The president was referring to Northam's support for abortion care after 21 weeks of pregnancy, which make up about 1.3% of all abortions and usually take place due to life-threatening health conditions for the fetus or the pregnant patient.

"There is no such thing as infanticide in medical care and you know it," McGill Johnson tweeted. "The nation sees right through you."

"President Trump's decision to attend the March for Life signals a clear endorsement of the lies, harassment, and threats that come from the anti-abortion movement," said Rev. Katherine Ragsdale, president of the National Abortion Federation (NAF). "Demonizing healthcare providers and women who rely on them for abortion care has become one of Trump's go-to pivots.
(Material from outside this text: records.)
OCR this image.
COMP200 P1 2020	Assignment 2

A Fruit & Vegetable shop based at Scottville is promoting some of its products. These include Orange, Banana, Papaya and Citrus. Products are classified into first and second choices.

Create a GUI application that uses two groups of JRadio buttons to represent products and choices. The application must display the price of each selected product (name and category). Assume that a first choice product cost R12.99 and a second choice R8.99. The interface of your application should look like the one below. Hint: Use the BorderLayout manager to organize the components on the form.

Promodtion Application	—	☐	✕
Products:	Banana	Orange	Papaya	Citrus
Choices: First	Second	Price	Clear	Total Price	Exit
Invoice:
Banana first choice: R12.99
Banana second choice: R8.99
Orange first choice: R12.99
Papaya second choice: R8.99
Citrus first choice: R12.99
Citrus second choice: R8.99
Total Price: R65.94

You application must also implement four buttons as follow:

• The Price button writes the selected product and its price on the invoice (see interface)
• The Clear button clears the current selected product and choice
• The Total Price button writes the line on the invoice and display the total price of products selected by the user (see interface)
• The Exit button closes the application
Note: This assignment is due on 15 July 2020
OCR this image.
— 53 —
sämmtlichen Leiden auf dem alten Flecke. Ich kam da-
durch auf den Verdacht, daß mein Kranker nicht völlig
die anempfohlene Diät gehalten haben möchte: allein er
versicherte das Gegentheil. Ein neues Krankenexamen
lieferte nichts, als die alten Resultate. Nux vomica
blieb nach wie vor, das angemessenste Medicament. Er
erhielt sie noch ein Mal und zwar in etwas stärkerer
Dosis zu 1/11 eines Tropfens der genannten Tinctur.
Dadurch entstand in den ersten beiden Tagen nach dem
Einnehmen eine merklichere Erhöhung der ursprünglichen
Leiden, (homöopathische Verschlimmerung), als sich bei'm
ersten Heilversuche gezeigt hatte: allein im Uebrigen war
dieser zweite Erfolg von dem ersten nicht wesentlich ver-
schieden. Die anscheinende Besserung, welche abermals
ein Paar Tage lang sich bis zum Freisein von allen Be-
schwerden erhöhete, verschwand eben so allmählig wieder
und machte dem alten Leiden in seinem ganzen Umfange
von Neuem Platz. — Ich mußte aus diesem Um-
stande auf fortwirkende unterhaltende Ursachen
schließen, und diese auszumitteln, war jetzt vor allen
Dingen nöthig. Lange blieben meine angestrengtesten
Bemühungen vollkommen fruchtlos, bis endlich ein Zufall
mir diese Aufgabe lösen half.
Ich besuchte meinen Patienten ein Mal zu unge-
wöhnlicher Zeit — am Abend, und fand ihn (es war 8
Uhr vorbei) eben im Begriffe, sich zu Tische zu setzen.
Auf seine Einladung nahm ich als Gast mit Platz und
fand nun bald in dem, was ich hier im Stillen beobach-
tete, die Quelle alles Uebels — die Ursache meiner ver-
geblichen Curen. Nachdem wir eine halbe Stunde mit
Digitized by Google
This dangerous rhetoric has very real consequences."

Planned Parenthood issued a reminder that safe and legal abortion is part of healthcare and that "nearly one in four women will have an abortion in her lifetime."

"People who have an abortion deserve compassion and to have access to the best healthcare available—not to be stigmatized and villainized by the president of the United States," said McGill Johnson.

Trump's appearance at the March for Life came a day after more than 40 GOP lawmakers attacked international abortion access by calling for an expansion on the "global gag rule," and followed a statement by Health and Human Services Secretary Alex Azar that his agency should be called the "Department of Life."

Azar's statement was "really rich for an agency that was a primary architect of putting children in cages on the border," tweeted Ilyse Hogue, president of NARAL.

"This is just another in a long line of dark and dystopian moves from Donald Trump and the anti-choice movement attacking our reproductive freedoms," said Hogue in a statement. "There is no limit to the depths Trump will sink to in order to attack women and score political points with his fringe, radical base... And women and families will pay the price."